As part of Native Heritage Month, the event was intended by its sponsors to raise awareness about Native American communities and their roles in creating a sustainable future. LaDuke talked about how people in today’s society have become addicted to fossil fuel energy, and that in order to change the situation, people need to go back to local communities and work on sustainable energy.
The Native American Student Association co-sponsored the event with a number of student organizations. LSA junior Isa Gaillard, chair of NASA, said he hopes the event illustrates Native Americans’ dedication to the environment.
“We hope it will raise awareness of Native American communities and show how the idea of sustainable environment originated from these communities thousands of years ago,” Gaillard said. “We want to make the connection for students.”
In 1993, LaDuke co-founded Honor the Earth, a non-profit organization to raise awareness and support for environmental issues in Native American communities.
“As Americans, we are the people who live in this time, and we have this opportunity to stop people from blowing up another mountain, from combusting the planet into oblivion,” she said. “We have this opportunity to keep our river for fish, not for chemicals.”

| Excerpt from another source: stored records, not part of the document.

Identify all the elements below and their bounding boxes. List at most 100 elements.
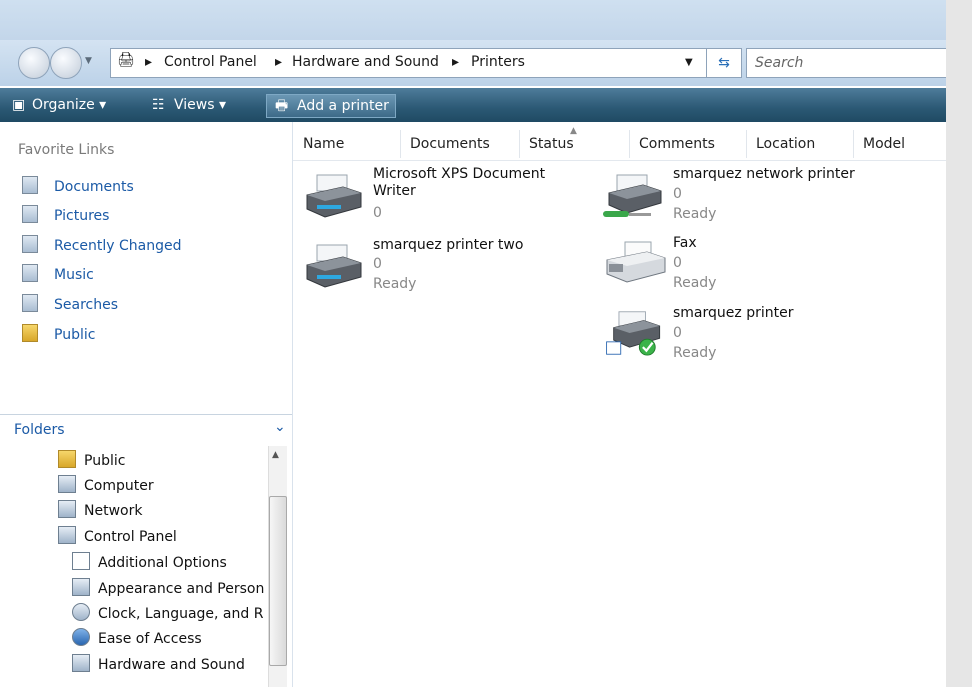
printer-doc-count: 0	[673, 255, 682, 271]
column-divider[interactable]	[746, 130, 747, 158]
folder-icon	[22, 324, 38, 342]
tree-item-hardware-and-sound[interactable]: Hardware and Sound	[72, 654, 245, 673]
column-divider[interactable]	[519, 130, 520, 158]
column-location[interactable]: Location	[756, 136, 815, 152]
tree-label: Ease of Access	[98, 631, 202, 647]
printer-doc-count: 0	[673, 325, 682, 341]
favorite-searches[interactable]: Searches	[22, 294, 118, 313]
refresh-icon[interactable]: ⇆	[706, 48, 742, 78]
printer-status: Ready	[673, 275, 717, 291]
tree-item-additional-options[interactable]: Additional Options	[72, 552, 227, 571]
printer-icon	[306, 174, 362, 218]
favorite-pictures[interactable]: Pictures	[22, 205, 109, 224]
tree-item-public[interactable]: Public	[58, 450, 125, 469]
printer-name: smarquez printer two	[373, 237, 524, 253]
column-divider[interactable]	[629, 130, 630, 158]
organize-button[interactable]: Organize ▾	[32, 94, 106, 116]
search-input[interactable]: Search	[746, 48, 972, 78]
default-printer-icon	[606, 311, 661, 356]
globe-icon	[72, 603, 90, 621]
history-dropdown-icon[interactable]: ▼	[85, 56, 97, 68]
recently-changed-icon	[22, 235, 38, 253]
ease-of-access-icon	[72, 628, 90, 646]
tree-item-network[interactable]: Network	[58, 500, 142, 519]
printer-status: Ready	[373, 276, 417, 292]
views-icon: ☷	[152, 97, 165, 113]
tree-label: Computer	[84, 478, 154, 494]
back-button[interactable]	[18, 47, 50, 79]
address-dropdown-icon[interactable]: ▼	[685, 57, 693, 68]
column-model[interactable]: Model	[863, 136, 905, 152]
window-edge	[946, 0, 972, 687]
pictures-icon	[22, 205, 38, 223]
folder-icon	[58, 450, 76, 468]
column-divider[interactable]	[853, 130, 854, 158]
printer-status: Ready	[673, 345, 717, 361]
printer-name: smarquez network printer	[673, 166, 855, 182]
printer-name: smarquez printer	[673, 305, 794, 321]
scrollbar-thumb[interactable]	[269, 496, 287, 666]
favorite-label: Searches	[54, 297, 119, 313]
tree-item-control-panel[interactable]: Control Panel	[58, 526, 177, 545]
folders-label: Folders	[14, 422, 65, 438]
printer-doc-count: 0	[673, 186, 682, 202]
scroll-up-icon[interactable]: ▲	[272, 450, 279, 460]
control-panel-icon	[58, 526, 76, 544]
control-panel-icon: 🖨	[117, 52, 135, 68]
chevron-down-icon: ⌄	[274, 419, 286, 435]
favorite-label: Public	[54, 327, 96, 343]
printer-doc-count: 0	[373, 205, 382, 221]
computer-icon	[58, 475, 76, 493]
favorite-label: Documents	[54, 179, 134, 195]
column-header: Name Documents Status ▲ Comments Locatio…	[293, 126, 972, 161]
column-status[interactable]: Status	[529, 136, 574, 152]
tree-item-clock-language[interactable]: Clock, Language, and R	[72, 603, 263, 622]
favorite-documents[interactable]: Documents	[22, 176, 134, 195]
music-icon	[22, 264, 38, 282]
tree-item-computer[interactable]: Computer	[58, 475, 154, 494]
searches-icon	[22, 294, 38, 312]
favorite-label: Music	[54, 267, 94, 283]
breadcrumb-control-panel[interactable]: Control Panel	[164, 54, 257, 70]
network-printer-icon	[603, 174, 662, 217]
column-documents[interactable]: Documents	[410, 136, 490, 152]
breadcrumb-printers[interactable]: Printers	[471, 54, 525, 70]
views-button[interactable]: Views ▾	[174, 94, 226, 116]
add-printer-icon: 🖶	[275, 98, 289, 114]
search-placeholder: Search	[755, 55, 804, 71]
favorite-music[interactable]: Music	[22, 264, 94, 283]
favorite-public[interactable]: Public	[22, 324, 95, 343]
favorite-label: Pictures	[54, 208, 110, 224]
printer-doc-count: 0	[373, 256, 382, 272]
tree-label: Hardware and Sound	[98, 657, 245, 673]
command-toolbar: ▣ Organize ▾ ☷ Views ▾ 🖶 Add a printer	[0, 88, 972, 122]
folders-header[interactable]: Folders ⌄	[0, 414, 292, 445]
column-name[interactable]: Name	[303, 136, 344, 152]
column-comments[interactable]: Comments	[639, 136, 715, 152]
favorite-recently-changed[interactable]: Recently Changed	[22, 235, 182, 254]
title-bar	[0, 0, 972, 40]
tree-label: Public	[84, 453, 126, 469]
column-divider[interactable]	[400, 130, 401, 158]
tree-item-appearance[interactable]: Appearance and Person	[72, 578, 264, 597]
tree-label: Appearance and Person	[98, 581, 265, 597]
documents-icon	[22, 176, 38, 194]
tree-item-ease-of-access[interactable]: Ease of Access	[72, 628, 202, 647]
breadcrumb-hardware-and-sound[interactable]: Hardware and Sound	[292, 54, 439, 70]
add-printer-label: Add a printer	[297, 98, 389, 114]
hardware-icon	[72, 654, 90, 672]
printer-icon	[306, 244, 362, 288]
breadcrumb-separator: ▸	[452, 54, 460, 70]
add-printer-button[interactable]: 🖶 Add a printer	[266, 94, 396, 118]
address-bar[interactable]: 🖨 ▸ Control Panel ▸ Hardware and Sound ▸…	[110, 48, 742, 78]
fax-icon	[606, 241, 666, 283]
tree-label: Network	[84, 503, 143, 519]
checklist-icon	[72, 552, 90, 570]
breadcrumb-separator: ▸	[275, 54, 283, 70]
network-icon	[58, 500, 76, 518]
printer-name: Fax	[673, 235, 697, 251]
tree-label: Clock, Language, and R	[98, 606, 264, 622]
appearance-icon	[72, 578, 90, 596]
breadcrumb-separator: ▸	[145, 54, 153, 70]
forward-button[interactable]	[50, 47, 82, 79]
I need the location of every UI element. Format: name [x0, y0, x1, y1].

LaDuke said people today are becoming addicts of extreme energy, what she described as the extreme demand and reliance on fossil fuel as a result of the profit-driven economy.
“You rationalize your behavior when you are an addict,” LaDuke said. “Oil-polluted water sources in North Dakota? Who cares? Who lives up there anyway?”
Rebuking Americans who say that sustainable energy cannot meet the nation’s current demand, LaDuke said alternative power sources could supply the United States if so much electricity wasn’t wasted.
LaDuke said the concept of “relocalization,” or focusing on local communities, is the answer to a more sustainable future. She pointed to the Native Americans on the White Earth Reservation in Minnesota, who harvest solar and wind energy at a scale that is efficient for the small community.
“There is always a chance for redemption,” LaDuke said. “We still have chance to make significant changes.”